No Twitter, onde conta com mais de 1,9 milhões de seguidores, Bolsonaro tem usado expressões como "imprensa lixo" e numa recente entrevista à Rádio Guaíba, de Porto Alegre, colocou como condição apenas receber perguntas do apresentador do programa. O jornalista Juremir Machado, que há 10 anos fazia parte da equipa, decidiu pedir demissão imediatamente por essa exigência "humilhante".
Desde que levou uma facada durante um comício em 6 de setembro, Bolsonaro parou de ir ao espaço público e optou por fazer transmissões pelo Facebook, nas quais aborda o que foi publicado pela imprensa. É uma via direta sem contraditório: ninguém pergunta, ninguém responde.
"Mas diante dos seus apoiantes esse discurso se transforma em ação: assédio dirigido, ameaças e até violência física" contra jornalistas, disse à AFP Marina Iemini, diretora da Associação Brasileira de Jornalismo Investigativo (Abraji).
A Abraji documentou pelo menos 141 episódios de violência e ameaças contra jornalistas durante esta campanha, a maior parte "atribuída a apoiantes de Bolsonaro".
A jornalista da Folha Patrícia Campos, que revelou o suposto esquema de financiamento de "fake news" para favorecer Bolsonaro através do WhatsApp, denunciou ligações com o objetivo de intimidar e assédio moral nas redes.
"Jair Bolsonaro é uma grave ameaça à liberdade de imprensa e à democracia", alertou Christophe Deloire, da Repórteres Sem Fronteiras.
A situação evoca o que está a acontecer nos Estados Unidos, onde o presidente Donald Trump desqualifica os órgãos de comunicação social como fábricas de "fake news".
"A ANJ espera que um possível governo do candidato Bolsonaro não siga essa mesma linha de colocar a opinião pública, a população, os cidadãos, contra os veículos de comunicação. Isso é muito ruim para a democracia (...) e pode chegar até a estimular a violência", advertiu Ricardo Pedreira, diretor da Associação Nacional de Jornalistas.
Antes de ameaçar a Folha, Bolsonaro questionou os biliões recebidos pela Rede Globo em publicidade oficial.
O certo é que os meios de comunicação social, de forma geral, estão a receber menos dinheiro por espaços publicitários devido à crise económica.
Em 2016, a TV Globo sofreu um corte de 26% com relação a 2015 e, no caso da Folha, a redução foi de 54,2%, segundo dados do site especializado Poder360.

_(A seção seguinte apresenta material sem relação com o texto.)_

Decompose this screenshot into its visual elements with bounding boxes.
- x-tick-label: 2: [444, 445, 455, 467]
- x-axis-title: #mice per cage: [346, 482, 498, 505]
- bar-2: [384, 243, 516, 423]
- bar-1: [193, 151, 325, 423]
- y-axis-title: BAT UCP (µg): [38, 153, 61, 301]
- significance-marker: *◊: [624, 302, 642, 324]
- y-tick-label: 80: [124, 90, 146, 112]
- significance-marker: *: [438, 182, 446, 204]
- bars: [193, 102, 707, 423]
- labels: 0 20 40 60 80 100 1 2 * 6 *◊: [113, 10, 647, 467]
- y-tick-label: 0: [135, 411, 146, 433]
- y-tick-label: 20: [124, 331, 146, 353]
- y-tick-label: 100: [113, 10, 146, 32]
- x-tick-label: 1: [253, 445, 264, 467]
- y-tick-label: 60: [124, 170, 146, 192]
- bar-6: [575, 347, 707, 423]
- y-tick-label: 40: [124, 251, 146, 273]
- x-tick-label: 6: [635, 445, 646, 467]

"No caso da Folha, a publicidade governamental é muito pequena em comparação com anunciantes privados", o que faz com que esse tipo de pressão tenha um efeito limitado, declarou a provedora do jornal.
A Globo informou que a propaganda oficial corresponde a menos de 4% das suas receitas de publicidade.
Não obstante, segundo analistas, o Executivo poderia pressionar a imprensa regional de forma ainda mais efetiva.
Os governos do PT também enfrentaram a grande imprensa e consideraram acabar com o monopólio mediático no país, numa ameaça dirigida ao grupo Globo. Nenhuma lei foi para a frente, mas, em alguns casos, houve cortes na publicidade oficial.
Caso venha a vencer as eleições, "a possibilidade de que Bolsonaro priorize o uso das redes sociais na sua comunicação com a população em detrimento dos media tradicionais é grande", comentou a diretora da Abraji.
Contudo, os meios de comunicação podem também revalidar-se, como está a acontecer nos Estados Unidos face aos ataques de Trump.
"Menos discursos (oficiais), mais investigação, análise, contextualização, narrativas atraentes. Tudo está mudando. Tanto a forma de governar como de informar sobre o governo", destaca Paula Cesarino.